+++ /dev/null
-Netstrings
-D. J. Bernstein, djb@pobox.com
-19970201
-
-
-1. Introduction
-
- A netstring is a self-delimiting encoding of a string. Netstrings are
- very easy to generate and to parse. Any string may be encoded as a
- netstring; there are no restrictions on length or on allowed bytes.
- Another virtue of a netstring is that it declares the string size up
- front. Thus an application can check in advance whether it has enough
- space to store the entire string.
-
- Netstrings may be used as a basic building block for reliable network
- protocols.
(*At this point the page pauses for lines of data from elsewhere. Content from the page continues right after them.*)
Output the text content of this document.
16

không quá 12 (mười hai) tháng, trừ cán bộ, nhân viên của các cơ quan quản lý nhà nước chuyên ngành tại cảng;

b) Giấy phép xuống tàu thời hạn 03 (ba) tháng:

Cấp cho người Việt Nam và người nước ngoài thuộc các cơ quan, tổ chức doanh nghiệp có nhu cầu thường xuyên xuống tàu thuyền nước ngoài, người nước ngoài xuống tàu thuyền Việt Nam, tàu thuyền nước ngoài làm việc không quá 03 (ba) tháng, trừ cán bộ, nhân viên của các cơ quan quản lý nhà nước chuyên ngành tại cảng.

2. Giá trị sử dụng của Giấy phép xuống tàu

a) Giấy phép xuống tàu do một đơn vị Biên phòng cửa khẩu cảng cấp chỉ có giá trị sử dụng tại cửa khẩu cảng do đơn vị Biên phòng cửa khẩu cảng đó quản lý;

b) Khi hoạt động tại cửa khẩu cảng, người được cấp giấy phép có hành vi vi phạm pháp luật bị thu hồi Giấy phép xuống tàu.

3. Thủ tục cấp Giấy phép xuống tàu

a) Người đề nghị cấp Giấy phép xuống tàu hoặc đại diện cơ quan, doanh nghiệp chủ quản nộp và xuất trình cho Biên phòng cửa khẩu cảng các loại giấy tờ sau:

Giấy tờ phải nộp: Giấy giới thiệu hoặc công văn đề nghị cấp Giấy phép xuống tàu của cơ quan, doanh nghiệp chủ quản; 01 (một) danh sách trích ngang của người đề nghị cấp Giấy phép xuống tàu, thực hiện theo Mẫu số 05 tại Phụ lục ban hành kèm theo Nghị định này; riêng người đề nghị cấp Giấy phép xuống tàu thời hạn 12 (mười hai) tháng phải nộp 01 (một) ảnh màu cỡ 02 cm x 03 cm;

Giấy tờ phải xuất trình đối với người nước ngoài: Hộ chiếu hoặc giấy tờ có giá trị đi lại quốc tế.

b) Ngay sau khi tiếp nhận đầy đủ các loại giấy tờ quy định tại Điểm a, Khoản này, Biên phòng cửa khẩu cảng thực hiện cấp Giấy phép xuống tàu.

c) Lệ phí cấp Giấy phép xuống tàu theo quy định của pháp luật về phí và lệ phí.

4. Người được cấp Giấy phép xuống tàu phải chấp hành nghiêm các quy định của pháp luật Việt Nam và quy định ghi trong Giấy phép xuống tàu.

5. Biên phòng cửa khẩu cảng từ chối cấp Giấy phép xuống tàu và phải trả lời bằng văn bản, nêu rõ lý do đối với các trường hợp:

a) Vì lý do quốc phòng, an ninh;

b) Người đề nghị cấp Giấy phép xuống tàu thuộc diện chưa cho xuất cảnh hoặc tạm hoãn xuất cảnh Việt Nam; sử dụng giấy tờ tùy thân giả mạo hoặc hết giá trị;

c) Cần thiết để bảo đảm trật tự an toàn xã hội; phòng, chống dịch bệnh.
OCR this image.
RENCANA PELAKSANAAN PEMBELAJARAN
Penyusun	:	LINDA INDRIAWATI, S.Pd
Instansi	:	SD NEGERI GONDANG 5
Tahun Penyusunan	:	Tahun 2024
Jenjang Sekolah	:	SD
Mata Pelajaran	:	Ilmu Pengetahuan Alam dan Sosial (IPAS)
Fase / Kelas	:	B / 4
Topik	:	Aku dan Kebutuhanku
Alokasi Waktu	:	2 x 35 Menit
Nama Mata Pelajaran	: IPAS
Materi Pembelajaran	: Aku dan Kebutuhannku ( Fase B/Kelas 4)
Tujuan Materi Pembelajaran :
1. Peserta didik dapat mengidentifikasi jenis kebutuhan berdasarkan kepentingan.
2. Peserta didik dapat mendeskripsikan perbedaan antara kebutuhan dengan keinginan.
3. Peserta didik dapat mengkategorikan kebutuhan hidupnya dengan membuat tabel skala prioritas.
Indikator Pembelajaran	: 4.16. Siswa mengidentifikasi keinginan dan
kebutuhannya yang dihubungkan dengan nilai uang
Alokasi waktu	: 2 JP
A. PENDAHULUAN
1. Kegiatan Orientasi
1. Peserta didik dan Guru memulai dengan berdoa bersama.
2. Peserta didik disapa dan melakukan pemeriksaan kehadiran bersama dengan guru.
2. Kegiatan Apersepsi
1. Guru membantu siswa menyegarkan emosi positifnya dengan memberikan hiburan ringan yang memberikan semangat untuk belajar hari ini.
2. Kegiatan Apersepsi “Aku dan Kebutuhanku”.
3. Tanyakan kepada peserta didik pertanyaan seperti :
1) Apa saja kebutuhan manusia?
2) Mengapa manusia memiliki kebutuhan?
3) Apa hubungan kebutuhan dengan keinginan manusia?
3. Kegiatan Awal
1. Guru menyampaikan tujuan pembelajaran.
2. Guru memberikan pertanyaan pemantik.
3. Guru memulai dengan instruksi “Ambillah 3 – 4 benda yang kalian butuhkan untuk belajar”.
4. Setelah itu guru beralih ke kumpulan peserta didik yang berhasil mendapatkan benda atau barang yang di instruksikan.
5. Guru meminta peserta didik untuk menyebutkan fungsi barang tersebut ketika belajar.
Most high-level protocols, in effect, transmit a sequence
- of strings; those strings may be encoded as netstrings and then
- concatenated into a sequence of characters, which in turn may be
- transmitted over a reliable stream protocol such as TCP.
-
- Note that netstrings can be used recursively. The result of encoding
- a sequence of strings is a single string. A series of those encoded
- strings may in turn be encoded into a single string. And so on.
-
- In this document, a string of 8-bit bytes may be written in two
- different forms: as a series of hexadecimal numbers between angle
- brackets, or as a sequence of ASCII characters between double quotes.
- For example, <68 65 6c 6c 6f 20 77 6f 72 6c 64 21> is a string of
- length 12; it is the same as the string "hello world!".
-
- Although this document restricts attention to strings of 8-bit bytes,
- netstrings could be used with any 6-bit-or-larger character set.
-
-
-2. Definition
-
- Any string of 8-bit bytes may be encoded as [len]":"[string]",".
- Here [string] is the string and [len] is a nonempty sequence of ASCII
- digits giving the length of [string] in decimal. The ASCII digits are
- <30> for 0, <31> for 1, and so on up through <39> for 9. Extra zeros
- at the front of [len] are prohibited: [len] begins with <30> exactly
- when [string] is empty.
-
- For example, the string "hello world!" is encoded as <31 32 3a 68
- 65 6c 6c 6f 20 77 6f 72 6c 64 21 2c>, i.e., "12:hello world!,". The
- empty string is encoded as "0:,".
-
- [len]":"[string]"," is called a netstring. [string] is called the
- interpretation of the netstring.
-
-
-3. Sample code
-
- The following C code starts with a buffer buf of length len and
- prints it as a netstring.
-
- if (printf("%lu:",len) < 0) barf();
- if (fwrite(buf,1,len,stdout) < len) barf();
- if (putchar(',') < 0) barf();
-
- The following C code reads a netstring and decodes it into a
- dynamically allocated buffer buf of length len.
-
- if (scanf("%9lu",&len) < 1) barf(); /* >999999999 bytes is bad */
- if (getchar() != ':') barf();
- buf = malloc(len + 1); /* malloc(0) is not portable */
- if (!buf) barf();
- if (fread(buf,1,len,stdin) < len) barf();
- if (getchar() != ',') barf();
-
- Both of these code fragments assume that the local character set is
- ASCII, and that the relevant stdio streams are in binary mode.
-
-
-4. Security considerations
-
- The famous Finger security hole may be blamed on Finger's use of the
- CRLF encoding. In that encoding, each string is simply terminated by
- CRLF. This encoding has several problems. Most importantly, it does
- not declare the string size in advance. This means that a correct
- CRLF parser must be prepared to ask for more and more memory as it is
- reading the string. In the case of Finger, a lazy implementor found
- this to be too much trouble; instead he simply declared a fixed-size
- buffer and used C's gets() function. The rest is history.
-
- In contrast, as the above sample code shows, it is very easy to
- handle netstrings without risking buffer overflow. Thus widespread
- use of netstrings may improve network security.